Application of a novel “pan-genome”-based strategy for assigning RNAseq transcript reads to Staphylococcus aureus strains
journal contributionposted on 2015-01-01, 00:00 authored by Diego Chaves-Moreno, Melissa L Wos-Oxley, Ruy Jáuregui, Eva Medina, Andrew OxleyAndrew Oxley, Dietmar H Pieper
Understanding the behaviour of opportunistic pathogens such as Staphylococcus aureus in their natural human niche holds great medical interest. With the development of sensitive molecular methods and deep-sequencing technology, it is now possible to robustly assess the global transcriptome of bacterial species in their human habitat. However, as the genomes of the colonizing strains are often not available compiling the pan-genome for the species of interest may provide an effective method to reliably and rapidly compile the transcriptome of a bacterial species. The pan-genome of S. aureus and its associated core and accessory components were compiled based on 25 genomes and comprises a total of 65,557 proteins clustering into 4,198 Orthologous Groups (OGs). The generated gene catalogue was used to assign RNAseq-derived sequence reads to S. aureus in a variety of in vitro and in vivo samples. In all cases, the number of reads that could be assigned to S. aureus was greater using the OG database than using a reference genome. Growth of two S. aureus strains in synthetic nasal medium confirmed that both strains experienced strong iron starvation. Traits such as purine metabolism appeared to be more affected in a typical nasal colonizer than in a strain representative of the S. aureus USA300 lineage.

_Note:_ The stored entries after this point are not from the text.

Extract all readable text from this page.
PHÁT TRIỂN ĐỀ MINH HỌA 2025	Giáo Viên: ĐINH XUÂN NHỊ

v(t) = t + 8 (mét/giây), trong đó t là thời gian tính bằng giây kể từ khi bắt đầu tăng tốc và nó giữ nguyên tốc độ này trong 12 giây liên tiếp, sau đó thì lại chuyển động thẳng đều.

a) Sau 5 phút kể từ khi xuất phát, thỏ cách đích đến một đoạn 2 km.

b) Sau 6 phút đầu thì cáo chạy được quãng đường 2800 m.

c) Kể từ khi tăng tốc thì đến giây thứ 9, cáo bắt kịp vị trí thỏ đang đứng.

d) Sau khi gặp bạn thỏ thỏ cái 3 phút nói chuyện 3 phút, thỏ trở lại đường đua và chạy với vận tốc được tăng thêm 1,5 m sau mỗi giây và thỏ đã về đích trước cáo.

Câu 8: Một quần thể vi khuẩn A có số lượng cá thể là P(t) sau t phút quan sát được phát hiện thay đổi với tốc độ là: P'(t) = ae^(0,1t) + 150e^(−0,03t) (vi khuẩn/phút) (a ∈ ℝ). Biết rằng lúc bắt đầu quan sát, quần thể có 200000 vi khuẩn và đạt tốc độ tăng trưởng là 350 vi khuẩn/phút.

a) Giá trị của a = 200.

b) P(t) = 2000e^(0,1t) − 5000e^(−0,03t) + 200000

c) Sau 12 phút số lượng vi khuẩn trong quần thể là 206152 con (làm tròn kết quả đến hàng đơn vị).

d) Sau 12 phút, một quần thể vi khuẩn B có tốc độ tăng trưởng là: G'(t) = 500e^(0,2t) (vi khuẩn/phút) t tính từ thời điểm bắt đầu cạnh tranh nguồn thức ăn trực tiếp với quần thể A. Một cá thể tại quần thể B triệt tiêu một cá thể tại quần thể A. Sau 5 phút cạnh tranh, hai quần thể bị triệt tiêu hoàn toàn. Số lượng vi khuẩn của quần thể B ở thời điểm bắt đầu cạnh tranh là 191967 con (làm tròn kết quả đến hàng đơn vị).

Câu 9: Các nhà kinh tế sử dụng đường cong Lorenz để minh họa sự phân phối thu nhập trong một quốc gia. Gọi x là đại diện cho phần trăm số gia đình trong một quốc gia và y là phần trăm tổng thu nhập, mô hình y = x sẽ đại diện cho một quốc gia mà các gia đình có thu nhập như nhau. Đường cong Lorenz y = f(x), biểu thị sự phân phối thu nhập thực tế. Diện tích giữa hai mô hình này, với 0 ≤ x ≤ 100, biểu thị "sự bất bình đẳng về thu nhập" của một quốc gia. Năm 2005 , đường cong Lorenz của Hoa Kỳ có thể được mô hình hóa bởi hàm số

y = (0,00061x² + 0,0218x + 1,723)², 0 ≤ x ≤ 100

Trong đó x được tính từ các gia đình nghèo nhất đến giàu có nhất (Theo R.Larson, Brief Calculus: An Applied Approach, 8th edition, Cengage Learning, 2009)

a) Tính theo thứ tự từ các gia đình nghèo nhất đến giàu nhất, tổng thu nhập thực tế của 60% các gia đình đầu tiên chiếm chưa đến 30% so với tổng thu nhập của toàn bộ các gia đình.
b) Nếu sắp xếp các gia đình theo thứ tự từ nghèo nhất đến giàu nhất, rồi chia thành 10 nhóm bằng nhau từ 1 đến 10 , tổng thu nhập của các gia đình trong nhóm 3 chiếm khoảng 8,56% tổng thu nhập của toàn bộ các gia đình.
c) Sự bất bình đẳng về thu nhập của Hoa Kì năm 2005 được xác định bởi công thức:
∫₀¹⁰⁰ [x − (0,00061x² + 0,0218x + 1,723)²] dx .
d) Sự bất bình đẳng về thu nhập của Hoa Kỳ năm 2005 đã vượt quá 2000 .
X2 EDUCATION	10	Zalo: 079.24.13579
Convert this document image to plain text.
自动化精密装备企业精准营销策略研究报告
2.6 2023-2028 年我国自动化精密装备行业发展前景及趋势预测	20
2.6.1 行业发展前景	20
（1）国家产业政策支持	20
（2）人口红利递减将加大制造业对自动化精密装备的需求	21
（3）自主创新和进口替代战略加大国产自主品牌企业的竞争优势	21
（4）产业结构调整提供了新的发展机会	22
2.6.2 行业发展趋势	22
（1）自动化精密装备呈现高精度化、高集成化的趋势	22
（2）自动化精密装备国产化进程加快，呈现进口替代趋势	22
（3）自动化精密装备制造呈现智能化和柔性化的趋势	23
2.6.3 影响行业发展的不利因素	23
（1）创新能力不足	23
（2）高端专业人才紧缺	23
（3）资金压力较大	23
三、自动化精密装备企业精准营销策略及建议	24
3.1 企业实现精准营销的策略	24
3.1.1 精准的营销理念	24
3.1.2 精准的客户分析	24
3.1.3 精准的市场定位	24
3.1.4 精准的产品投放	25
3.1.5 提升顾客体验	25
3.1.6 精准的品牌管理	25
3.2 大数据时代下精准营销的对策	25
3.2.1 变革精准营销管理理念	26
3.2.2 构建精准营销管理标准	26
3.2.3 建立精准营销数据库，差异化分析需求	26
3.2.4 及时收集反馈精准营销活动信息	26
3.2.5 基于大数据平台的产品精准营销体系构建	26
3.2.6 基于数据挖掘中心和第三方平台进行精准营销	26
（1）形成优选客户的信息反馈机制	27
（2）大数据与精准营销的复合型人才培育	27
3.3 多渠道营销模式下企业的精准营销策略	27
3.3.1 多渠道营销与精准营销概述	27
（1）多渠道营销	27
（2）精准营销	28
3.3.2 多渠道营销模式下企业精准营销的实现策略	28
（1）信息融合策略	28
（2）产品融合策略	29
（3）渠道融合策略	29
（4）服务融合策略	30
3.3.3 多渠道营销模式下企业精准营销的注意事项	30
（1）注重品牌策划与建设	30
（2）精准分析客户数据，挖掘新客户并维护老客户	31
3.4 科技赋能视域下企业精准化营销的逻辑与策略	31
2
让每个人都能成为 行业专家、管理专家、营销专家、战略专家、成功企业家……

Mapping sequencing reads from a metatranscriptome generated from the human anterior nares allowed the identification of genes highly expressed by S. aureus in vivo. The OG database generated in this study represents a useful tool to obtain a snapshot of the functional attributes of S. aureus under different in vitro and in vivo conditions. The approach proved to be advantageous to assign sequencing reads to bacterial strains when RNAseq data is derived from samples where strain information and/or the corresponding genome/s are unavailable.